The authors reframe sparse attention (selecting only a subset of key-value cache entries during LLM decoding) as a "halfspace range searching" problem from computational geometry, and build a new index called Louver that guarantees zero false negatives—every key above a threshold is retrieved—while being fast and lightweight. Louver is designed to handle the fact that the set of important tokens changes at every decoding step and for every query, which existing sparse attention methods don't guarantee.

Main takeaways:

  • Sparse attention methods trade accuracy for speed, but missing even one critical key can cause sharp errors, especially in long reasoning tasks.
  • The authors formulate KV cache retrieval as halfspace range searching, where you want all keys whose attention score exceeds a threshold.
  • Louver is a new index structure that guarantees perfect recall (no false negatives) above a threshold, is easy to integrate into existing LLM pipelines, and has CPU/GPU-aware optimizations.
  • Experiments show Louver is more accurate than prior sparse attention methods, faster than both sparse baselines and dense FlashAttention in many settings.

Relevance

Tangential — this is an inference optimization for attention, not about fine-tuning or persona installation. If I ever care about deploying models with persona-specific behaviors efficiently at inference time, fast sparse attention might matter, but it doesn't touch my current research on how behaviors are installed or represented.

Abstract

arXiv:2605.06763v1 Announce Type: new Abstract: Sparse attention improves LLM inference efficiency by selecting a subset of key-value entries, but at the cost of potential accuracy degradation. In particular, omitting critical KV entries can induce substantial errors in model outputs. Existing methods typically operate under fixed or adaptive token budgets and provide empirical robustness or partial theoretical guarantees, yet they do not ensure zero false negatives in decoding steps, particularly since the set of relevant tokens is both query- and step-dependent.
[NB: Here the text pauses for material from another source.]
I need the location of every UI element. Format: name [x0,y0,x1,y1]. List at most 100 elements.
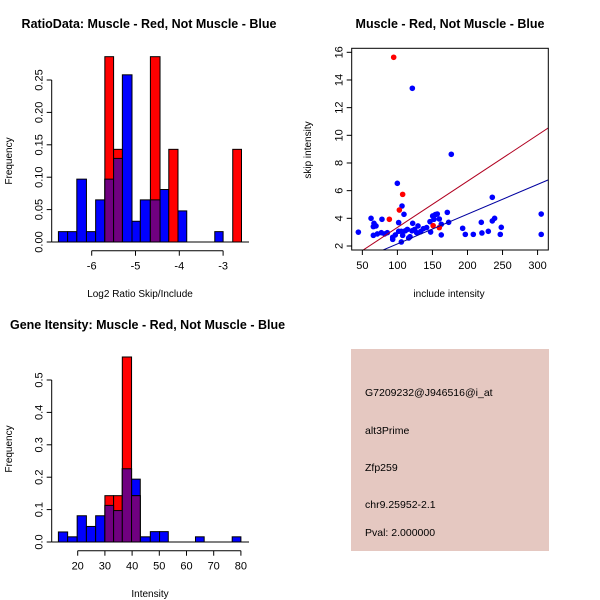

Our empirical observations confirm that missing even one critical key can lead to sharp error spikes, especially in long reasoning tasks where the set of important tokens varies throughout decoding. This observation motivates the need for indexing methods that dynamically adapt to these variations across decoding steps while guaranteeing a full recall of the relevant keys above a certain threshold. We address this challenge by reformulating sparse attention as the halfspace range searching problem. However, existing range searching indices are not suitable for modern LLM inference due to their computational and implementation overheads. To overcome this, we introduce Louver, a novel index structure tailored for efficient KV cache retrieval. Louver (i) guarantees zero false negatives with respect to a specified threshold in both theory and practice, (ii) is lightweight to integrate into existing LLM pipelines, and (iii) incorporates hardware-aware optimizations for both CPU and GPU executions. Our experiments demonstrate that Louver outperforms prior sparse attention methods in both accuracy and runtime, and is faster than highly optimized dense attentions such as FlashAttention. These results highlight that recall guarantees are a critical and overlooked dimension of sparse attention, and open a new direction for building theoretically grounded, efficient KV cache indices.